Willis also said she knew no details of the locations of Wade’s work trips, and spoke in detail about four trips she said they had taken together. She said she booked cruises through a travel agent and reimbursed him for one excursion with $2,500 cash.

‘Let’s take the trip to Belize for example. That was a birthday trip for me, so I didn’t pay anything for that trip,” she said of the 50th anniversary extravaganza.

At one point, Sadow asked about the “money horde” that took them to different locations. “The money would be where I laid my head.”

When he said “horde,” she said, “I thought you said something else.”

“As a woman, you should always have at least six months’ worth of cash in your home,” she advised.

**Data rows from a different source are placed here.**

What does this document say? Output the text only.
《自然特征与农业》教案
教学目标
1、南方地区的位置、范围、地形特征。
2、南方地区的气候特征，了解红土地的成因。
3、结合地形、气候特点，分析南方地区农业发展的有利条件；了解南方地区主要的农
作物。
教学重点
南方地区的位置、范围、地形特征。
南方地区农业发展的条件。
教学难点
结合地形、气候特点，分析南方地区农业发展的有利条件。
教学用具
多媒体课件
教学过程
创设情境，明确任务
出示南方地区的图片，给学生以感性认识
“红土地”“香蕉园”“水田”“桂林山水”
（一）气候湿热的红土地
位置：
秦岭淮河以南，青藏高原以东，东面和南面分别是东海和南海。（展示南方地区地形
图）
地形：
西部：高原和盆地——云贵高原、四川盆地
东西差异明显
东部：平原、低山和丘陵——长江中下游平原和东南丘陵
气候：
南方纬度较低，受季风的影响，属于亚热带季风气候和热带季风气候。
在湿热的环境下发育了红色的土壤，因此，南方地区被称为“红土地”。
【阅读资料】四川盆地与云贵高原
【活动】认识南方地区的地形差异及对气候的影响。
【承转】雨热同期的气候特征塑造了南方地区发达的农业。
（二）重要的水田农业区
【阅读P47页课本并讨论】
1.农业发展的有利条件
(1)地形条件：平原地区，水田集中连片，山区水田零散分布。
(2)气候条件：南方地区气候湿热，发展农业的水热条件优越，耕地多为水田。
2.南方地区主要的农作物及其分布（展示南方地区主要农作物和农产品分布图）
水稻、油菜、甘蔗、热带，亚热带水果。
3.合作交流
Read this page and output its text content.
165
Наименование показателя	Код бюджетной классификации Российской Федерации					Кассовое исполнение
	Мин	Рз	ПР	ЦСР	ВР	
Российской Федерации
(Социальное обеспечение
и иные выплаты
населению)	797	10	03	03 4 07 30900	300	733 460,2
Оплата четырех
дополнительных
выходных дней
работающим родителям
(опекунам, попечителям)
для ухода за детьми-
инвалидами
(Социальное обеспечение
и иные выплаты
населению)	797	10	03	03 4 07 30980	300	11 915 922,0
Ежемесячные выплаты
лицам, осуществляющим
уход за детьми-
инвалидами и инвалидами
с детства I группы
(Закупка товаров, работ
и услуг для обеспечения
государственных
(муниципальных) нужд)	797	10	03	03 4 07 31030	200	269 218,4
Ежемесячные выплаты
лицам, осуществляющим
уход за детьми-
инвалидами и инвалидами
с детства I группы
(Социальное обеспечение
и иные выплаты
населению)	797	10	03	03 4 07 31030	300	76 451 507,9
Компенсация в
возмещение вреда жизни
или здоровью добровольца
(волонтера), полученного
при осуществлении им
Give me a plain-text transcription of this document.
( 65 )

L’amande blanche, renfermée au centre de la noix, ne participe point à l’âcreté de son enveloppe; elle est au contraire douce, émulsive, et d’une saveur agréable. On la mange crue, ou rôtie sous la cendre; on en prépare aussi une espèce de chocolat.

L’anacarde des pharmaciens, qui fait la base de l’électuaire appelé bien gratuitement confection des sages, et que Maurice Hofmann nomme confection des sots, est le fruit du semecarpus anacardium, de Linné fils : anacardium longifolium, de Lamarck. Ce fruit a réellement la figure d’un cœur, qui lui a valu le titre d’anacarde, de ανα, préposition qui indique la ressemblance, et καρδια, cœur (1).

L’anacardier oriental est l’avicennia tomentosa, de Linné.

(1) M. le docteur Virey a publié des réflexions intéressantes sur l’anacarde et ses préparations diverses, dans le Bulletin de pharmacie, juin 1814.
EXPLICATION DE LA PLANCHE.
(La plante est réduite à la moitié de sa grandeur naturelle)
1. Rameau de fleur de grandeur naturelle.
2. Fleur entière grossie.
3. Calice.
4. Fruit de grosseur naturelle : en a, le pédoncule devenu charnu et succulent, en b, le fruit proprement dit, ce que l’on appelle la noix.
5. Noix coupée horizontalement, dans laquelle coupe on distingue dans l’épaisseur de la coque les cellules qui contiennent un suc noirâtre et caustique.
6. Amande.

She said her father, who wants to call Merchant as a witness, “bought me a lock box and I have cash in the house.”

“If you’re a woman going on a date with a man, you better have $200 just in case,” she further advised.

Willis said she had $500 in cash on her “worst days.” “On my best days, I probably had $15,000 in the house, cash,” she said.

At another point, she said she had $9,000 at home.

The details came during a dramatic hearing before Fulton County Superior Court Judge Scott McAfee on whether Willis’ office should be disqualified from the case.

Trump and 18 co-defendants are accused of a variety of racketeering and other charges related to Trump’s attempt to overturn the election results in the state, which favored Joe Biden.